Washington County judge pinches pennies to ease financial woes
FAYETTEVILLE — Washington County Judge Joseph Wood plans operational and staffing changes to save money, said Carl Gales, chief of staff for Wood.
“It’s all money orientated,” Gales told justices of the peace Monday during a Public Works Committee meeting. “We do need a lot of fixing.”
No overall budget figures were released, but Gales said the examples stand to save hundreds of thousands for the 2018 budget. Gales said savings amounts would be ready in the fall for the budget process.
The county’s budget is $66 million. Spending is outpacing revenue by roughly $5 million, and justices of the peace have talked about raising the millage rate or cutting services to stop the spending gap.
Wood oversees 15 departments, but the animal shelter, juvenile detention center, Building and Grounds and Road departments are some of the costliest, Gales said.
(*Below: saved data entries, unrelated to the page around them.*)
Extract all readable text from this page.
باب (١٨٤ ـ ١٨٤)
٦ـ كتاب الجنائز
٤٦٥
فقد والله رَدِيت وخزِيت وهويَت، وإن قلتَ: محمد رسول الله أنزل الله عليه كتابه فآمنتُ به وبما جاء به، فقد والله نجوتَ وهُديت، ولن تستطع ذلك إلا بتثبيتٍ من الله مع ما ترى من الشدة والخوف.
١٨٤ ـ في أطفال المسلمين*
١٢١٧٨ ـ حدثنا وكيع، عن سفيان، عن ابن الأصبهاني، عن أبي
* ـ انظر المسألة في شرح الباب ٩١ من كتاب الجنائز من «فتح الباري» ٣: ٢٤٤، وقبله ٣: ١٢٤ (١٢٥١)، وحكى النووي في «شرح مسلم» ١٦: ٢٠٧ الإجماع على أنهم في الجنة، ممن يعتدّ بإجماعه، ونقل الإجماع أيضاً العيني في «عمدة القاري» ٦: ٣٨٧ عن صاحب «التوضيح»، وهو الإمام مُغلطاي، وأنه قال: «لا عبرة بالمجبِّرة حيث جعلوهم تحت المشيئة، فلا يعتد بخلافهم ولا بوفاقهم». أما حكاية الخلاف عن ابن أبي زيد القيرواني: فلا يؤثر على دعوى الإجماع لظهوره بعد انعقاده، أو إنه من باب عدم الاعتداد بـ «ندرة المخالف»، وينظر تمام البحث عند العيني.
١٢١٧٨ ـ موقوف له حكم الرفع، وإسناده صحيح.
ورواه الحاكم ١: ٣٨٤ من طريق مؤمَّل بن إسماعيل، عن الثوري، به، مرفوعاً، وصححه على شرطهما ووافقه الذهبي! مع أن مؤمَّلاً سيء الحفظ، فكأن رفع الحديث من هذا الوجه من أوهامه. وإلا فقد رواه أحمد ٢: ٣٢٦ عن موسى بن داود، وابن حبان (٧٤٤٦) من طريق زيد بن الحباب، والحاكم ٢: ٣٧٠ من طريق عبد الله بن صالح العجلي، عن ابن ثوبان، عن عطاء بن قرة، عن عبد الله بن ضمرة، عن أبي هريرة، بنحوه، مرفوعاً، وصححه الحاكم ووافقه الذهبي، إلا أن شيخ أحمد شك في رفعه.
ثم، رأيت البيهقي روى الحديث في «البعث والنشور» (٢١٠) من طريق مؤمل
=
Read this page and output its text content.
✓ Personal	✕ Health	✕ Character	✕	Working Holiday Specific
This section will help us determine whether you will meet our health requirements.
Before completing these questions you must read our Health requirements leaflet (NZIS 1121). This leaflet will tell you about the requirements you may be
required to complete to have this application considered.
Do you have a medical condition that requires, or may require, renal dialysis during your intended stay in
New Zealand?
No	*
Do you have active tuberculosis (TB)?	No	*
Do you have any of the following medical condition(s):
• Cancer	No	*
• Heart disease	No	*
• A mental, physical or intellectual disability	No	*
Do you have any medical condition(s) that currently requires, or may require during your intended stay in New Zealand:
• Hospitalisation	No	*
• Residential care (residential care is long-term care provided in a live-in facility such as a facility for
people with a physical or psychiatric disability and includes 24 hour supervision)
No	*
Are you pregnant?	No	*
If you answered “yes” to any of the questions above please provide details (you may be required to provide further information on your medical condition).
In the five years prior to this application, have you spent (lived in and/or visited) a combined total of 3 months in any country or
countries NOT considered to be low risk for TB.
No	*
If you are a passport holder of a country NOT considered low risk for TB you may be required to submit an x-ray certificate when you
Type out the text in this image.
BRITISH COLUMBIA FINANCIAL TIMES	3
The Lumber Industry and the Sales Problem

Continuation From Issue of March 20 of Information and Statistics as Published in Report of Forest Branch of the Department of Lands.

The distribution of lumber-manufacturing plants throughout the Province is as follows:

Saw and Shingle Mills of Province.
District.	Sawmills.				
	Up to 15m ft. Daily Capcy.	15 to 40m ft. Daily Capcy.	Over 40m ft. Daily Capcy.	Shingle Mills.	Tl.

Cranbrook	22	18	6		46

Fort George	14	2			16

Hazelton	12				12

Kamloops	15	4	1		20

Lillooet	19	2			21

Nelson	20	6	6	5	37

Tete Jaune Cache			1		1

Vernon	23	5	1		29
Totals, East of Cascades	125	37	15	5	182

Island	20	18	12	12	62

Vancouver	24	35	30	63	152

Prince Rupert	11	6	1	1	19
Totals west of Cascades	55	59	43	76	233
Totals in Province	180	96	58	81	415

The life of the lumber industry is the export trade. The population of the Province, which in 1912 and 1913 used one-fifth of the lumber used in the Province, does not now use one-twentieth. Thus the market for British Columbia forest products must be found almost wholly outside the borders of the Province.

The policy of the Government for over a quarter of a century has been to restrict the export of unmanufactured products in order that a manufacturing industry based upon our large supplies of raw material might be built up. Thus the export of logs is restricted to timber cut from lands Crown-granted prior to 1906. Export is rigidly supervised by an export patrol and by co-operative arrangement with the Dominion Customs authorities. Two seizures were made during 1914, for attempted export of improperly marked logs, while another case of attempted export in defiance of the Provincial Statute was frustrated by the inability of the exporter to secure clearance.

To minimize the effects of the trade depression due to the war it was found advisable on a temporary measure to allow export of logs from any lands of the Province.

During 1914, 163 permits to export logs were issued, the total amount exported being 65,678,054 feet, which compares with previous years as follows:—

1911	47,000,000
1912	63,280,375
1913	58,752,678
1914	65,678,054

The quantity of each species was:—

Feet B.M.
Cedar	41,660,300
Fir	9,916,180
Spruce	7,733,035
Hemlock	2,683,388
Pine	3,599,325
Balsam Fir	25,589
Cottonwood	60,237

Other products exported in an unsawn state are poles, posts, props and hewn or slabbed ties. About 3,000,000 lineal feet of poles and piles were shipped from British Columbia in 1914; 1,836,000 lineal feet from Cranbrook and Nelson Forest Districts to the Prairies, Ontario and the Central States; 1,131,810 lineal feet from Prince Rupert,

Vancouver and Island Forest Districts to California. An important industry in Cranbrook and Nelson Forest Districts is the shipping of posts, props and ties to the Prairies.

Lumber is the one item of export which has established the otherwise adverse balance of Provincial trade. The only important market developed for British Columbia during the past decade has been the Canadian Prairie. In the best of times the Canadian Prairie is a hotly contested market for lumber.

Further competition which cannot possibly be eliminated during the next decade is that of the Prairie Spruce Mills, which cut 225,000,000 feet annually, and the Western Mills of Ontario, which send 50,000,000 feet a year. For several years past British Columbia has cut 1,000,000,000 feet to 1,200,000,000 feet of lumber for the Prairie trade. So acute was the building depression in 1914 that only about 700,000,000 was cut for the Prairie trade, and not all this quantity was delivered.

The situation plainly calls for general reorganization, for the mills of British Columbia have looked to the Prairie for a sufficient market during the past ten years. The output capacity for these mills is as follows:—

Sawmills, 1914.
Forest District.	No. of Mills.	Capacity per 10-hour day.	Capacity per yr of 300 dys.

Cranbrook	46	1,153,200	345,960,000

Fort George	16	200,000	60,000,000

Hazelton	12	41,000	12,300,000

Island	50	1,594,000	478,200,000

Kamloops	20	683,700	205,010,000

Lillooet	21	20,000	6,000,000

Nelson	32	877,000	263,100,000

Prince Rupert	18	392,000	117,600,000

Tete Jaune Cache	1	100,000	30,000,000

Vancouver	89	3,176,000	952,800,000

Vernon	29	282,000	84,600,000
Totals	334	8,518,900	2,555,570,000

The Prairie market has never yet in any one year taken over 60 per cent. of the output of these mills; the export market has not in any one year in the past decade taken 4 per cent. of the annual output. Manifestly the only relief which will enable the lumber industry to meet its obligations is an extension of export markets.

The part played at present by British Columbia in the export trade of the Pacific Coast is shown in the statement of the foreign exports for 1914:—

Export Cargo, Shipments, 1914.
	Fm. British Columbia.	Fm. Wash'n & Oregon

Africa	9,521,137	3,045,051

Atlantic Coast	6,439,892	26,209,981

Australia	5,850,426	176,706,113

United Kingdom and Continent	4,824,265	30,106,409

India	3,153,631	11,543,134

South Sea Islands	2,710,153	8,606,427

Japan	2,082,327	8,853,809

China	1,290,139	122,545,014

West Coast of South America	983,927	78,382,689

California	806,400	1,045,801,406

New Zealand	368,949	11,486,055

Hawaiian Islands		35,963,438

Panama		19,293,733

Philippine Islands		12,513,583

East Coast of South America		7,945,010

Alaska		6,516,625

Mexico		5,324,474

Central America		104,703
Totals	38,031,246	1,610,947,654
The four represent about $15.3 million, records show.
Gales said some changes include outsourcing veterinarian services instead of employing a vet at the shelter. In some instances, the veterinarian is employed all day but only does one 15-minute operation, Gales said.
At the Road Department, plans are underway to lease more heavy equipment and auction old equipment. Maintaining the old equipment is just as costly as getting new, working equipment, Gales said. Frequent break-downs has slowed road work, he said.
The old equipment is expected to sell for roughly $500,000 at auction Aug. 17, Gales said.
Other savings will come from in-house work instead of bidding it, Gales said. For example, sealing the parking deck using employees is expect to save $225,000 this year, he said.
Property also is under review. Some could be sold, Gales said. Other property could be leased “for real money,” he said. Two entities have shown interest in leasing vacant county property, Gales said.
The county has allowed at least one nonprofit organization to use its property for $1 per year, but Gales said the it should get more for its property.
The focus on efficiency and possible revenue or savings is welcome news for justices of the peace. The Quorum Court doesn’t want to raise taxes, said Justice of the Peace Lisa Ecke, a Republican who represents southeastern Springdale.
Justice of the Peace Tom Lundstrum, a Republican representing northwestern Washington County, said the county has wasted millions over the past few years on unneeded projects and services. Property has sat unused or unknown about, too, he said.
“This is the first time everything is being carefully looked at,” Lundstrum said. “I’m so thankful you are looking at this stuff in a logical way.”